I am always curious why we do not use the mean deviation directly but have to square the difference(xi-mu) and then root the result.

The main reason is “The main reason that the standard deviation (SD) was created like this was because the squaring eliminates all negative deviations, making the result easier to work with algebraically.” (2004. Stephen Gorard)

Here is a very interesting explanation that I want to share.

Revisiting a 90yearold debate: the advantages of the mean deviation

1 Like

Thank you, Nick @Nick_Han, for sharing this with us. I have read the paper and I have changed “mean distribution” in your post to “mean deviation” for you because I thought you meant to talk about the latter.

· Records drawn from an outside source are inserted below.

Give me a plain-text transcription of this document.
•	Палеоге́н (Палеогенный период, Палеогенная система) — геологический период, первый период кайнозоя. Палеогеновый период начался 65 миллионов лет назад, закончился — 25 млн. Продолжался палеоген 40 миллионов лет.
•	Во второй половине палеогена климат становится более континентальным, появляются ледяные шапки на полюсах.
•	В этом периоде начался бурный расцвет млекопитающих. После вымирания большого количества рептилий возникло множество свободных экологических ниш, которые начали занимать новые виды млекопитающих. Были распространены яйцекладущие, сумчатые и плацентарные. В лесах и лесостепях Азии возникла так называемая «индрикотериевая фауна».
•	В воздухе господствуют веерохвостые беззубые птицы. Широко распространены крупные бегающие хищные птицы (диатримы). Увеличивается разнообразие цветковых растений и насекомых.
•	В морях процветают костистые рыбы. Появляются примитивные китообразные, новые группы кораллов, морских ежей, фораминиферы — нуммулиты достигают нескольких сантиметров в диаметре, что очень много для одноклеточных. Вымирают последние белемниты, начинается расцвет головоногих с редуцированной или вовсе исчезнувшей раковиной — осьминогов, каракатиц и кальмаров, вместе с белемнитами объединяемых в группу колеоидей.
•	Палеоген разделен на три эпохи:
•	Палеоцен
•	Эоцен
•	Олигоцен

I think one important point from the paper is that

… SD emphasises the larger deviations (page 3) … The distortion caused by squaring deviations has led us to a culture in which advice is routinely given to students to remove or ignore valid measurements with large deviations because these unduly influence the final results. This is done regardless of their importance as data, and it means that we no longer allow our prior assumptions about distributions to be disturbed merely by the fact that they are not matched by the evidence. Good science should treasure results that show an interesting gulf between theoretical analysis and actual observations, but we have a long and ignoble history of simply ignoring any results that threaten our fundamental tenets (Moss 2001). Extreme scores are important occurrences in a variety of natural and social phenomena, including city growth, income distribution, earthquakes, traffic jams, solar flares, and avalanches … (page 6)

Thank you for that Raymond.

One more thing that is worth to add is “square the difference and then root the result” is the way to calculate the distance between two points in an coordinate per Pythagoras Theorem.

If we see the deviation from the perspective of vectors, this makes more sense.